Among the five codes released by the CMS, three are considered as practice expense-only codes. All three codes correspond to remote therapeutic monitoring like musculoskeletal system status, respiratory system status, therapy adherence, and therapy response. Specifications for the codes are:

  • 989X1: “Initial set-up and patient education on use of equipment”
  • 989X2: “device(s) supply with scheduled (e.g., daily) recording(s) and/or programmed alert(s) transmission to monitor respiratory system, each 30 days”
  • 989X3: “device(s) supply with scheduled (e.g., daily) recording(s) and/or programmed alert(s) transmission to monitor musculoskeletal system, each 30 days”

Professional Work Codes

The other two codes fall strictly under professional work use.
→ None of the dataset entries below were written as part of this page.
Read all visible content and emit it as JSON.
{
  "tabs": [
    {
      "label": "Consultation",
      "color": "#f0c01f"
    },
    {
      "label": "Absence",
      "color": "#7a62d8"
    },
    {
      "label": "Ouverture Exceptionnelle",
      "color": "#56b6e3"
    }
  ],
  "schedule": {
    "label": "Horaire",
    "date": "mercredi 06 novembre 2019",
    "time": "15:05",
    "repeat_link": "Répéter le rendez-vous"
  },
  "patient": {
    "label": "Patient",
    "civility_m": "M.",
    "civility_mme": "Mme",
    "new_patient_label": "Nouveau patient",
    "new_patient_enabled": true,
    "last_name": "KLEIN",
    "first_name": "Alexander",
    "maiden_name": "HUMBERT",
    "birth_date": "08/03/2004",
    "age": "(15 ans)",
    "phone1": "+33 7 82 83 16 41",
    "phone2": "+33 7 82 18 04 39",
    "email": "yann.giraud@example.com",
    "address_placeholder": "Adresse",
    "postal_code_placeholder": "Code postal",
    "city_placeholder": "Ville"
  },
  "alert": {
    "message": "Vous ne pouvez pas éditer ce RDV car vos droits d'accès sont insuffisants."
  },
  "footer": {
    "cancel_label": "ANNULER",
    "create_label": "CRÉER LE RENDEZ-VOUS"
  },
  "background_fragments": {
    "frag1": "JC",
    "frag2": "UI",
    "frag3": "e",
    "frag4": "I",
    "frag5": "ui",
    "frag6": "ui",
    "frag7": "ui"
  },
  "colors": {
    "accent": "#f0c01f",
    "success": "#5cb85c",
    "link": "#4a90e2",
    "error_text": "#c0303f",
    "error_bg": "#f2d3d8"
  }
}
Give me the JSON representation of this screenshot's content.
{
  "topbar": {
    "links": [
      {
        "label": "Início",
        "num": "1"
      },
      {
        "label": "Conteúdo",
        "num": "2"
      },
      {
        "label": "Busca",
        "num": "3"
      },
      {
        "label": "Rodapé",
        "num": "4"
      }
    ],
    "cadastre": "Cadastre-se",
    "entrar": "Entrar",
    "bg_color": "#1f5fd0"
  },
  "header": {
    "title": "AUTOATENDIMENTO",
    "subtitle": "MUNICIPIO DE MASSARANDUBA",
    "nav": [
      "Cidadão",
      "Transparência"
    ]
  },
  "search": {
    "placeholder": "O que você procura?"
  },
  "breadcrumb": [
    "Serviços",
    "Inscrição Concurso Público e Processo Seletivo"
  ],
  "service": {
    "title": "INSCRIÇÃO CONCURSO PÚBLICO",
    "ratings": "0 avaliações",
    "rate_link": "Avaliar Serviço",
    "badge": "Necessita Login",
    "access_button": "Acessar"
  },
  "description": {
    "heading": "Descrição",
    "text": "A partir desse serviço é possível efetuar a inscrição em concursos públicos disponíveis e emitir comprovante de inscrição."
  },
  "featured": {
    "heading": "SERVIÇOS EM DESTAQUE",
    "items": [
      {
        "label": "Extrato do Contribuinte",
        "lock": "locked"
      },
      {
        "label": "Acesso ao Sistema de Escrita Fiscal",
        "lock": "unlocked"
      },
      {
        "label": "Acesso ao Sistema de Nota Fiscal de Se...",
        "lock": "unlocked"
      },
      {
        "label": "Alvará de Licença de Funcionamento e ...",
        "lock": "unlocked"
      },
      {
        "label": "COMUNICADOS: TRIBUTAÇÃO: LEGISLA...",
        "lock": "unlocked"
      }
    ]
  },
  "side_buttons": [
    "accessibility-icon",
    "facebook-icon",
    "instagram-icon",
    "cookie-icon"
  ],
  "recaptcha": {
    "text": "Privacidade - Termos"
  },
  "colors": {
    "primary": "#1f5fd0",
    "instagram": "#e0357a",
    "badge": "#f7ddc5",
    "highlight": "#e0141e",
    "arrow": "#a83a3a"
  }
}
These codes are concerned with the “remote therapeutic monitoring treatment management services, physician/other qualified health care professional time in a calendar month requiring at least one interactive communication with the patient/caregiver during the calendar month.”

  • 989X4: Communication with the patient or caregiver for the first 20 minutes
  • 989X5: Communication with the patient or caregiver for every additional 20 minutes

Clarity on the Use of RTP

Provider offices and healthcare organizations are still new to the definitions and use of remote therapeutic monitoring and how they are different from the usual remote patient monitoring. However, the release of the five codes by the CMS has shed some light into the matter. Healthcare professionals opine that the specific requirements for RTP are still largely undefined. With the CMS laying more stress on the matter, the upcoming proposals could provide more clarity.